Dia mencontohkan, perebutan jabatan kepala desa begitu sengit karena motifnya bukan lagi pengabdian melainkan DD. Akhirnya, penyelewengan DD jadi tontonan yang nyata di desa-desa dimana banyak kepala desa dan stafnya terseret ke ranah hukum.

“SDM desa terbatas, sementara itu dana yang begitu besar tidak bisa dikelola dengan baik. Kepala desa menganggap Dana Desa sebagai milik pribadi, padahal Dana Desa berasal dari rakyat. Sebab itu falsafah BLT harus diubah. Itu bukan uang desa, tapi uang rakyat yang diserahkan kembali kepada rakyat,” tegas Hendra.

Hendra memandang, pembagian Bantuan Langsung Tunai (BLT) dari Dana Desa yang kerap diprotes disebabkan adanya ketidaktransparansi dan ketidaksesuaian dengan ketentuan yang berlaku.

“Ini karena kepala desa tidak memiliki legal culture yang mumpuni serta minim sense of crisis,” jelasnya.

Maraknya unjuk rasa dan protes ini diprediksi Hendra bakal menjadi pertanda para Pemerintah Desa akan berurusan dengan hukum di kemudian hari.

“Bahkan tidak perlu menunggu pandemi ini tertangani, kami pikir penegak hukum dalam waktu dekat ini sudah sepatutnya melalukan penyelidikan atas peristiwa hukum tersebut,” pintanya.

Demi menghindari fenomena protes ini menjalar ke desa-desa lain, Hendra bilang ada dua hal yang dapat dilakukan, yakni langkah preventif dan represif.

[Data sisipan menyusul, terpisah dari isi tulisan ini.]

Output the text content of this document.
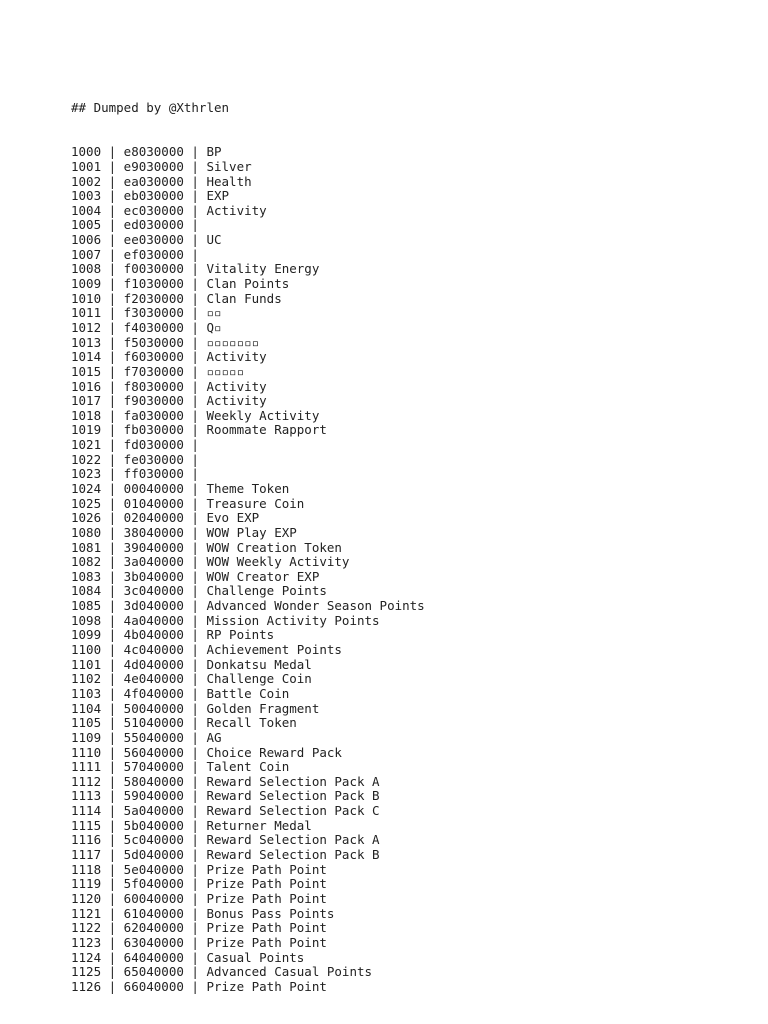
## Dumped by @Xthrlen

1000 | e8030000 | BP
1001 | e9030000 | Silver
1002 | ea030000 | Health
1003 | eb030000 | EXP
1004 | ec030000 | Activity
1005 | ed030000 |
1006 | ee030000 | UC
1007 | ef030000 |
1008 | f0030000 | Vitality Energy
1009 | f1030000 | Clan Points
1010 | f2030000 | Clan Funds
1011 | f3030000 | ▫▫
1012 | f4030000 | Q▫
1013 | f5030000 | ▫▫▫▫▫▫▫
1014 | f6030000 | Activity
1015 | f7030000 | ▫▫▫▫▫
1016 | f8030000 | Activity
1017 | f9030000 | Activity
1018 | fa030000 | Weekly Activity
1019 | fb030000 | Roommate Rapport
1021 | fd030000 |
1022 | fe030000 |
1023 | ff030000 |
1024 | 00040000 | Theme Token
1025 | 01040000 | Treasure Coin
1026 | 02040000 | Evo EXP
1080 | 38040000 | WOW Play EXP
1081 | 39040000 | WOW Creation Token
1082 | 3a040000 | WOW Weekly Activity
1083 | 3b040000 | WOW Creator EXP
1084 | 3c040000 | Challenge Points
1085 | 3d040000 | Advanced Wonder Season Points
1098 | 4a040000 | Mission Activity Points
1099 | 4b040000 | RP Points
1100 | 4c040000 | Achievement Points
1101 | 4d040000 | Donkatsu Medal
1102 | 4e040000 | Challenge Coin
1103 | 4f040000 | Battle Coin
1104 | 50040000 | Golden Fragment
1105 | 51040000 | Recall Token
1109 | 55040000 | AG
1110 | 56040000 | Choice Reward Pack
1111 | 57040000 | Talent Coin
1112 | 58040000 | Reward Selection Pack A
1113 | 59040000 | Reward Selection Pack B
1114 | 5a040000 | Reward Selection Pack C
1115 | 5b040000 | Returner Medal
1116 | 5c040000 | Reward Selection Pack A
1117 | 5d040000 | Reward Selection Pack B
1118 | 5e040000 | Prize Path Point
1119 | 5f040000 | Prize Path Point
1120 | 60040000 | Prize Path Point
1121 | 61040000 | Bonus Pass Points
1122 | 62040000 | Prize Path Point
1123 | 63040000 | Prize Path Point
1124 | 64040000 | Casual Points
1125 | 65040000 | Advanced Casual Points
1126 | 66040000 | Prize Path Point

“Langkah preventif, pemerintah daerah dapat menegur dan mengimbau langsung desa lain untuk melalukan pembagian BLT sesuai dengan norma yang berlaku. Langkah represifnya, penegak hukum harus segera proses hukum pemerintah desa yang diduga melakukan penyelewengan BLT. Dengan proses hukum yang baik, diharapkan dapat memberikan pelajaran serta deterrent effect atau efek jera bagi pemerintah desa yang lain,” tandasnya.